Vallum now faces another life sentence, this time in the federal system. As I have discussed elsewhere, there is no death penalty under the Shepard-Byrd Act, though I believe this case and others demonstrate why there ought to at least be that option for federal juries in section 249 cases involving brutal killings like this one.
But that raises another question: why not also charge Vallum with murder in aid of racketeering (18 U.S.C. 1959)? The VICAR statute reaches murder committed for the purpose of “maintaining or increasing position” in a racketeering enterprise. If the Government’s theory is that Vallum killed Williamson not simply to avoid harm by the Latin Kings (surely a “racketeering enterprise” as defined in VICAR), but in order to remain a member of the Latin Kings, then this would seem to provide sufficient evidence to charge the VICAR offense. That is notable because a killing under VICAR – unlike the Shepard-Byrd Act – does permit the death penalty.

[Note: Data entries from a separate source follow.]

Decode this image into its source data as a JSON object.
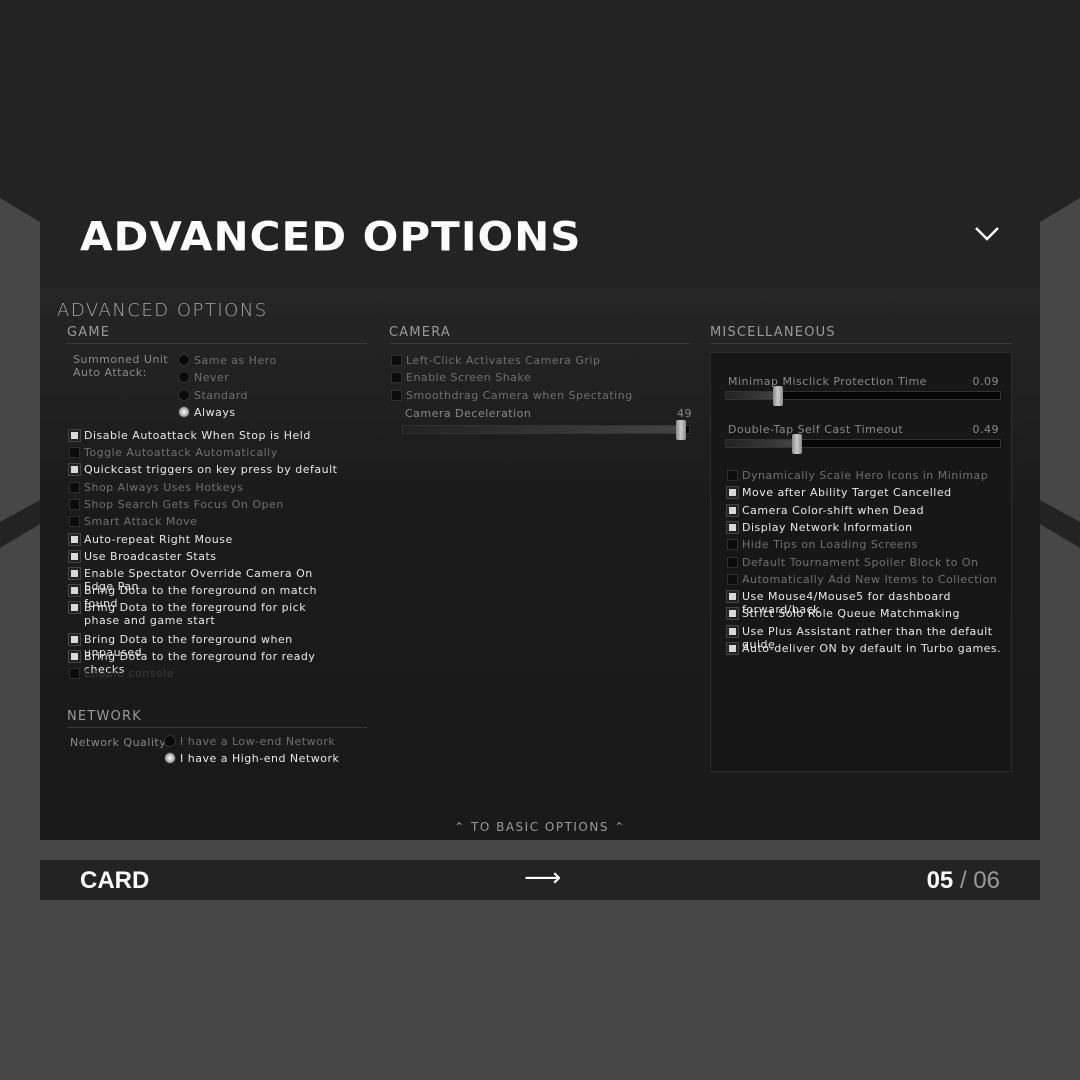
{
  "header": {
    "title": "ADVANCED OPTIONS",
    "icon": "chevron-down-icon"
  },
  "panel": {
    "title": "ADVANCED OPTIONS",
    "to_basic": "TO BASIC OPTIONS"
  },
  "game": {
    "title": "GAME",
    "summoned_label_1": "Summoned Unit",
    "summoned_label_2": "Auto Attack:",
    "radios": [
      {
        "label": "Same as Hero",
        "selected": false
      },
      {
        "label": "Never",
        "selected": false
      },
      {
        "label": "Standard",
        "selected": false
      },
      {
        "label": "Always",
        "selected": true
      }
    ],
    "checks": [
      {
        "label": "Disable Autoattack When Stop is Held",
        "checked": true
      },
      {
        "label": "Toggle Autoattack Automatically",
        "checked": false
      },
      {
        "label": "Quickcast triggers on key press by default",
        "checked": true
      },
      {
        "label": "Shop Always Uses Hotkeys",
        "checked": false
      },
      {
        "label": "Shop Search Gets Focus On Open",
        "checked": false
      },
      {
        "label": "Smart Attack Move",
        "checked": false
      },
      {
        "label": "Auto-repeat Right Mouse",
        "checked": true
      },
      {
        "label": "Use Broadcaster Stats",
        "checked": true
      },
      {
        "label": "Enable Spectator Override Camera On Edge Pan",
        "checked": true
      },
      {
        "label": "Bring Dota to the foreground on match found",
        "checked": true
      },
      {
        "label": "Bring Dota to the foreground for pick phase and game start",
        "checked": true
      },
      {
        "label": "Bring Dota to the foreground when unpaused",
        "checked": true
      },
      {
        "label": "Bring Dota to the foreground for ready checks",
        "checked": true
      },
      {
        "label": "Enable console",
        "checked": false,
        "disabled": true
      }
    ]
  },
  "network": {
    "title": "NETWORK",
    "label": "Network Quality:",
    "radios": [
      {
        "label": "I have a Low-end Network",
        "selected": false
      },
      {
        "label": "I have a High-end Network",
        "selected": true
      }
    ]
  },
  "camera": {
    "title": "CAMERA",
    "checks": [
      {
        "label": "Left-Click Activates Camera Grip",
        "checked": false
      },
      {
        "label": "Enable Screen Shake",
        "checked": false
      },
      {
        "label": "Smoothdrag Camera when Spectating",
        "checked": false
      }
    ],
    "decel_label": "Camera Deceleration",
    "decel_value": "49",
    "decel_fraction": 0.98
  },
  "misc": {
    "title": "MISCELLANEOUS",
    "sliders": [
      {
        "label": "Minimap Misclick Protection Time",
        "value": "0.09",
        "fraction": 0.19
      },
      {
        "label": "Double-Tap Self Cast Timeout",
        "value": "0.49",
        "fraction": 0.26
      }
    ],
    "checks": [
      {
        "label": "Dynamically Scale Hero Icons in Minimap",
        "checked": false
      },
      {
        "label": "Move after Ability Target Cancelled",
        "checked": true
      },
      {
        "label": "Camera Color-shift when Dead",
        "checked": true
      },
      {
        "label": "Display Network Information",
        "checked": true
      },
      {
        "label": "Hide Tips on Loading Screens",
        "checked": false
      },
      {
        "label": "Default Tournament Spoiler Block to On",
        "checked": false
      },
      {
        "label": "Automatically Add New Items to Collection",
        "checked": false
      },
      {
        "label": "Use Mouse4/Mouse5 for dashboard forward/back",
        "checked": true
      },
      {
        "label": "Strict Solo Role Queue Matchmaking",
        "checked": true
      },
      {
        "label": "Use Plus Assistant rather than the default guide",
        "checked": true
      },
      {
        "label": "Auto-deliver ON by default in Turbo games.",
        "checked": true
      }
    ]
  },
  "footer": {
    "label": "CARD",
    "arrow": "⟶",
    "page": "05",
    "sep": " / ",
    "total": "06"
  }
}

I have not seen the Vallum indictment. Perhaps it does contain a VICAR charge, and that charge was dismissed as part of the plea agreement to the hate crime. If it was not included, perhaps the theory would be that Vallum committed the killing not on behalf of the Latin Kings, or because of a desire to maintain his position in the Latin Kings, but only because of Williamson’s gender identity and his fear of the gang’s enforcement. But it seems hard to neatly separate his killing of Williamson on account of her gender identity from his interest in maintaining a place within the gang – arguably, he did one to preserve the other. And that is precisely what VICAR forbids.
Finally, because this prosecution was based on section 249(a)(2), which is justified only under the Commerce Clause, there is a reasonable question as to whether the federal government properly had jurisdiction in the case. But the statute easily answers that problem, at least as a matter of statutory application. It specifically permits federal jurisdiction where there was travel across state lines, see 18 U.S.C. 249(a)(2)(B)(i)(I), and that was the case here. Perhaps Vallum could have argued that the travel from Alabama to Mississippi was too attenuated from the killing to be justified under the Commerce Clause, but I doubt such an argument would go very far. The statute also permits federal jurisdiction where the defendant uses a dangerous weapon or other weapon that has traveled in interstate commerce, or where the defendant used a “channel, facility, or instrumentality” of commerce “in connection with” the prohibited conduct, or where the prohibited conduct otherwise affects commerce. See 18 U.S.C. 249(a)(2)(B)(ii)-(iv).
Still, in a different case, depending upon the facts, it could make sense to question whether some of these jurisdictional elements are enough to satisfy the Commerce Clause. Watch for a hate crime case presenting a viable challenge to the jurisdictional element and the scope of congressional power.